Download: Scikit-Learn
7. Sphinx
Sphinx is another Python documentation that can be seen as an apt alternative to Jupyter Notebook. It generates highly articulate Python documentation in HTML, LaTeX, ePub, and other formats.
Sphinx can further help you set up automatic, language-specific indices and testing for code snippets. Sphinx comes equipped with several third-party extensions besides its built-in docstrings libraries.
Download: Sphinx
8. Selenium
Selenium is the go-to tool for agile testing in Python. The tool helps you conduct manual, automated, and cross-browser testing for Python-based web applications.
With Selenium, you can even convert automated tests into manual function tests, depending on your needs. You can write purpose-driven, custom test scripts or cases for any software.
Its wide range of customization makes it easy to implement Selenium testing functions across tailored software builds.
The entire comprehensive Selenium testing suite is open-source. If your Python program runs on multiple platforms, you can use Selenium for cross-platform testing. Selenium meets Maven, Jenkins, and Docker testing requirements.
Download: Selenium
9. Sublime Text
Since its inception, Sublime Text has been a feature-rich, lightweight IDE that has taken the development community by storm. Its highly context-aware auto-completion feature and syntax definition engine help you rapidly hone your Python skills.
Sublime Text renders many beginner woes insignificant with its extensive Python API documentation. The adaptive UI offers a highly aesthetic programming interface that intuitively switches to any platform’s native color scheme.

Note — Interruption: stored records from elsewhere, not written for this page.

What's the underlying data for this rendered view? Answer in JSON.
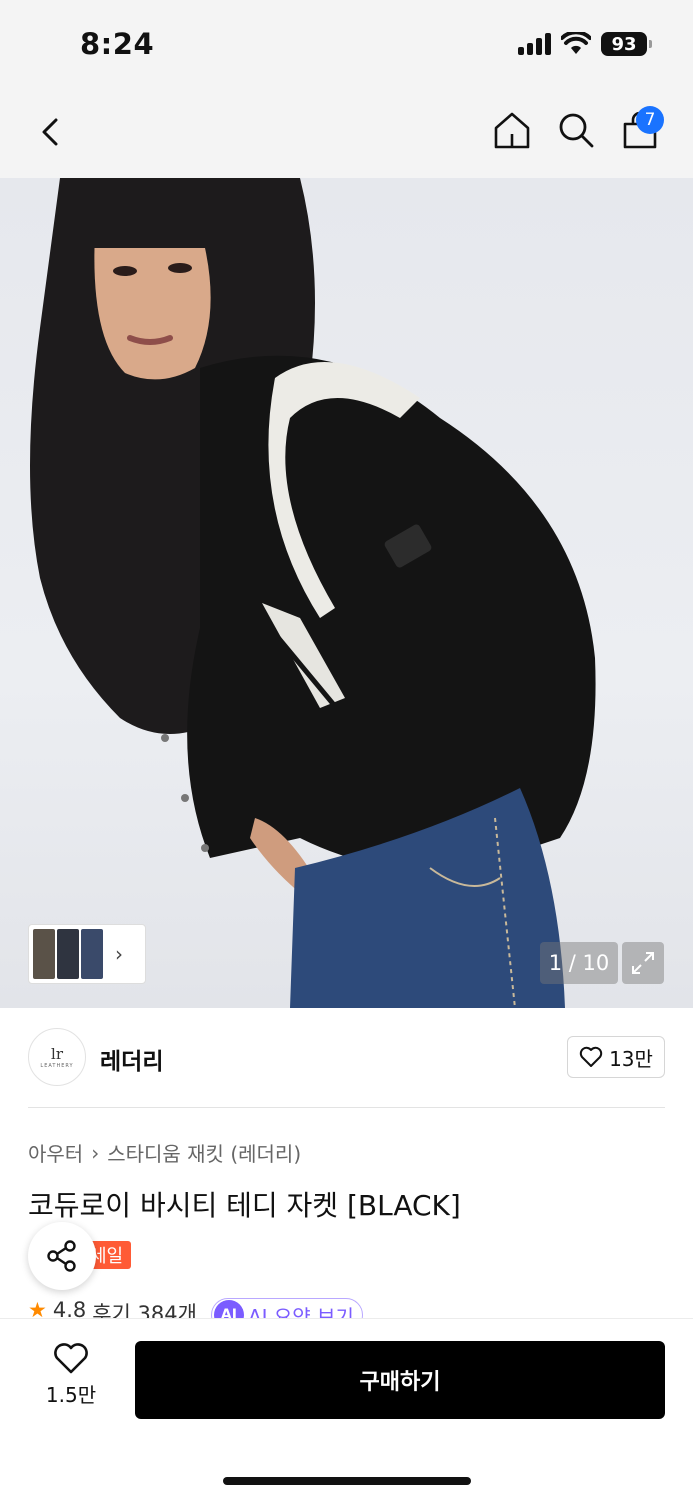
{
  "status_bar": {
    "time": "8:24",
    "battery": "93"
  },
  "nav": {
    "cart_count": "7"
  },
  "gallery": {
    "counter": "1 / 10",
    "thumb_colors": [
      "#5a5248",
      "#2f3440",
      "#3a4a6a"
    ]
  },
  "brand": {
    "name": "레더리",
    "logo_mark": "lr",
    "logo_word": "LEATHERY",
    "likes": "13만"
  },
  "product": {
    "breadcrumb": [
      "아우터",
      "스타디움 재킷 (레더리)"
    ],
    "title": "코듀로이 바시티 테디 자켓 [BLACK]",
    "badge": "세일",
    "rating": "4.8",
    "reviews": "후기 384개",
    "ai_icon": "AI",
    "ai_summary": "AI 요약 보기"
  },
  "bottom": {
    "wish_count": "1.5만",
    "buy_label": "구매하기"
  },
  "colors": {
    "accent_blue": "#1a73ff",
    "sale_orange": "#ff5b36",
    "star": "#ff8a00",
    "ai_purple": "#7b5cff"
  },
  "icons": [
    "back-icon",
    "home-icon",
    "search-icon",
    "shopping-bag-icon",
    "expand-icon",
    "share-icon",
    "heart-icon",
    "star-icon"
  ]
}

The latest version of Sublime Text allows you to leverage the updated Python API, but you can still enjoy backward compatibility with packages for older Python versions.
If you use Raspberry Pi, Apple Silicon, or Linux Arm64, you can use Sublime Text for cross-platform Python support. Managing projects within Sublime Text is effortless, with its multi-tab selection and navigational properties.
Download: Sublime Text
10. BeautifulSoup
BeautifulSoup is a web scraping framework that comes in handy when accessing, managing, or manipulating Python web app data. The tool works in synergy with any parser, supporting a wide range of Python idioms for operating on the parse tree.
Integrate your APIs with BeautifulSoup to effortlessly scrape app and website data. Additionally, use BeautifulSoup to obtain data in CSV spreadsheets, HTML, XML, and JS data from Python sites.
Download: BeautifulSoup
Top Python Tools Every Programmer Needs to Learn
If you’re a beginner or intermediate Python developer, you should know about the various Python-compatible IDEs and which ones you can use to efficiently run your scripts.
IDEs aren’t just simple text editors; they come equipped with time-saving tools, necessary packages, and everything else you may need to sit down and code under one GUI.